L'autre article menace d'amendes (jusqu'à deux millions d'euros) et de peines de prison (jusqu'à sept ans) «quiconque s'est frauduleusement soustrait» à l'impôt: c'est une sanction pénale.

«Puni deux fois »

Pour les avocats de Jérôme Cahuzac, qui réceptionnait des enveloppes de cash sous le nom de «Birdie», et des millionnaires qui ont caché leurs Bonnard et autres Fragonard, cela revient à punir le fraudeur deux fois. Et à violer une protection vieille comme le droit romain - qui parlait de «non bis in idem» (pas deux fois pour la même chose).

Les époux Cahuzac, en plus d'une éventuelle amende ou peine de prison, ont déjà accepté un redressement fiscal majoré, de 2,3 millions d'euros. Les héritiers Wildenstein se voient, eux, réclamer plus de 500 millions d'euros par le fisc.

Le Conseil constitutionnel n'en a toutefois pas fini avec la fiscalité pour cette année. Saisis par un fraudeur condamné à deux ans d'emprisonnement avec sursis, les Sages devront avant fin août se prononcer sur l'une des dispositions les plus contestées du droit français en la matière, le «verrou de Bercy».

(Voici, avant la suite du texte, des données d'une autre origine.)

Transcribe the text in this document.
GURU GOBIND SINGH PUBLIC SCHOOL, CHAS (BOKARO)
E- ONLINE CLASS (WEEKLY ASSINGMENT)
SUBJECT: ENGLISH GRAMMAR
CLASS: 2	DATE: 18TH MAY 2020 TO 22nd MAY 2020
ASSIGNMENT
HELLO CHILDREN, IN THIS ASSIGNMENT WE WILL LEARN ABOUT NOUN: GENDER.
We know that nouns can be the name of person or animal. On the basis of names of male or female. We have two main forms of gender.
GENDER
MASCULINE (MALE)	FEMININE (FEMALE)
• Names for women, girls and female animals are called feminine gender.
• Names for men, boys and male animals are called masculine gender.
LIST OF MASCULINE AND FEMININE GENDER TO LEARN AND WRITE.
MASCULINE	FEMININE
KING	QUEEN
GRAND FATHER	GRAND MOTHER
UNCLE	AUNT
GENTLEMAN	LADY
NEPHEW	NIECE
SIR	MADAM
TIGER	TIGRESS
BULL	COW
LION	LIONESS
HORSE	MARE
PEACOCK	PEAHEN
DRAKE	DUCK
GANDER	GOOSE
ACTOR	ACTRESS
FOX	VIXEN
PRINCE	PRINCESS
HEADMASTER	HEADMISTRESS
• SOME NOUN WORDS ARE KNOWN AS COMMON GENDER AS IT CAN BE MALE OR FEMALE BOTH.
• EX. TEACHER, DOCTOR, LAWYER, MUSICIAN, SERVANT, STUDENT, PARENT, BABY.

En clair, le lancement de poursuites pénales pour fraude fiscale en France ne peut être déclenché que par une plainte préalable de l'administration fiscale elle-même, après avis conforme d'un organisme rattaché au ministère des Finances, appelé «commission des infractions fiscales». Ce mécanisme est souvent critiqué pour son caractère arbitraire et opaque.

Pour la Cour de cassation, ce système est susceptible de «porter une atteinte injustifiée aux principes d'indépendance de l'autorité judiciaire et de la séparation des pouvoirs», puisqu'il confie à l'exécutif et non au parquet le pouvoir de déclencher des poursuites. Le Conseil constitutionnel doit rendre sa décision sur ce point, moins médiatique que l'affaire Cahuzac mais encore plus sensible juridiquement, avant le 24 août.